In the last few years, Twitter (and other social media) has become increasingly important for journalists. It can be where news breaks; it can be used to for story sourcing (it allows direct, quick contact with potential sources and new information, as Spencer Howson pointed out many, many weeks ago) or even pressuring talent.
However, it can also be home to unverified rumour, misinformation or deliberate falsehood. The plethora of “Celebrity XYZ’s death” hoaxes prove this, with Morgan Freeman the latest in a long line of people sent to an early and inaccurate grave via Twitter. And, as I discussed in previous weeks, while journalists need to be speedy, they still need to be accurate and any mistakes are potentially very damaging to a journalist’s (and news organisation’s) credibility (and if they are correcting their errors properly, will be on public display for the rest of time).

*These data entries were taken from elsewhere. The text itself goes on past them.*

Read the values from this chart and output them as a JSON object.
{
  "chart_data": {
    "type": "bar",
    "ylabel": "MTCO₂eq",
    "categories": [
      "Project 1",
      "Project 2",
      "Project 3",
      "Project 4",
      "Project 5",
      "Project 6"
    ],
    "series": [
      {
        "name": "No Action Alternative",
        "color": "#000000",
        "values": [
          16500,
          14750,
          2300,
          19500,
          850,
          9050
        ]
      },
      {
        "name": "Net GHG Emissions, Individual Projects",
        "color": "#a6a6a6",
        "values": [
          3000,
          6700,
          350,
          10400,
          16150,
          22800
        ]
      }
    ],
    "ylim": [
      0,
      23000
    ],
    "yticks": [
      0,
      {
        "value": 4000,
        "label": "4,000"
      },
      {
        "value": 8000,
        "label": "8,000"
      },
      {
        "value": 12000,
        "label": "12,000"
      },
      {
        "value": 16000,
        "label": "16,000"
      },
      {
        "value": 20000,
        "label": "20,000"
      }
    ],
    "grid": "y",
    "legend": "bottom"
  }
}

Unfortunately, as Susan Hetherington discussed in the Week 8 lecture (the crowd sourcing one – blimey, I’m getting a lot of mileage from that 50 minutes), journalists can’t just dismiss Twitter out of hand – news of both Whitney Houston’s and Michael Jackson’s death did indeed “break” first via tweets.
So how can journalists ensure they don’t get caught in a Twitter (or other social media, or online source) trap?
Incorrect by default
A quick look through the Poynter Institute site pulled up this interesting quote from the New York Times social media producer Daniel Victor.
Essentially, Victor begins, when looking at breaking news, with a “default” assumption that “everything I see is full of crap.” He says he will only tweet/ retweet it himself once it’s fully proven to be accurate. “If I can poke any holes in it, I’m not tweeting it, and I do my best to needle it like hell,” he said.
He says he puts the info through a “verification gauntlet” – evaluating the account by number of tweets and followers, account verification, the poster’s spelling and grammar. Links need to be to reliable website and tweets need to actually reflect the story. There’s a couple of other things he does for quotes and videos as well (check the link for full details).
But is Daniel Victor the only one who does these things? Or do these checks form some kind of “rule-set” for verifying online info?
Twitter rules, ok?
By the looks of it, Victor’s process for verifying online information is pretty similar to how other reputable journalists do it. A quick search turns up a number of good checklists (which I’ll definitely be printing and sticking to the wall somewhere).
Paul Bradshaw, from the Online Journalism Blog, has written a comprehensive, three layer test/ checklist for verifying online information. I won’t try and extensively quote from it, as it’s quite long, but it’s well worth a read.
Essentially, Bradshaw breaks it down into:
1. Content – is the information “too good to be true”?
Is the information recent and is it frequently updated – this might indicate it’s accurate. Though watch out for photo and video manipulation
2. Context – how reliable is the author?
Age of the (Twitter) account, who the person is following (and being followed by), correlation with other accounts, reliability of any links are all relevant questions.
3. Code – how accurate are the websites; are they who they claim to be?
Check the website address and domain name (government departments are usually .gov and sites with .com “offer no guarantees). Run a Whois search and find out who the address is registered to. Look at older, archived versions of any web pages and look for changes.
Obviously, this is quite a brief summary of Bradshaw’s points. The full story has a lot of good examples to follow as well.
Former journalism educator Peter Verweij has written his own “Seven top tips for verifying tweets” – the suggestions are mostly the same, but also adds the idea of “crowd sourcing” the verification (asking your followers whether something seems genuine – I personally think this might be a bit risk), as well as thinking about “damage control” – the risk/ damage that could be caused by publicising or not.
Craig Kanalley, from Media Helping Media, also has a list for assessing tweet reliability (including checking the time stamp for the tweet in question).
Craig Silverman (from Poynter’s “Regret the Error”) has also put together a roundup of various journalists and news organisations’ (such as the BBC) social media verification practices (piece was written for the Columbia Journalism Review).
Between all these sources, I should have enough ideas about how to verify social media claims and information. It might seem like overkill (and I am a perfectionist), but I think the ramifications of reporting incorrect information, or falling for the ever-traditional Twitter hoax, are too great to be ignored.
Talk to your sources (and nobody is foolproof)
A common piece of advice across all the above is to actually talk to your sources. Try and get in contact with them, either physically (phone call etc) or directly through Twitter (if the person has broken some news). Hopefully, communicating directly will give a better indication of the source’s validity.
However, saying that, I feel I must end on a cautionary tale.* Earlier this year, the BBC posted a photo to accompany a story about a massacre in the ongoing Syrian conflict. However, the photo was actually from the Iraq war in 2003. The article is well worth reading and provides an insight into the BBC’s “verification hub” and the thought processes and decisions around publishing information sourced from users. But the fact even the BBC is making crucial errors just goes to show that, as hard as journalists may try to verify their material, mistakes can still be made. We are all fallible. Nobody is foolproof.
*Link retweeted weeks ago by Susan Hetherington, from one of my previous journalism tutors.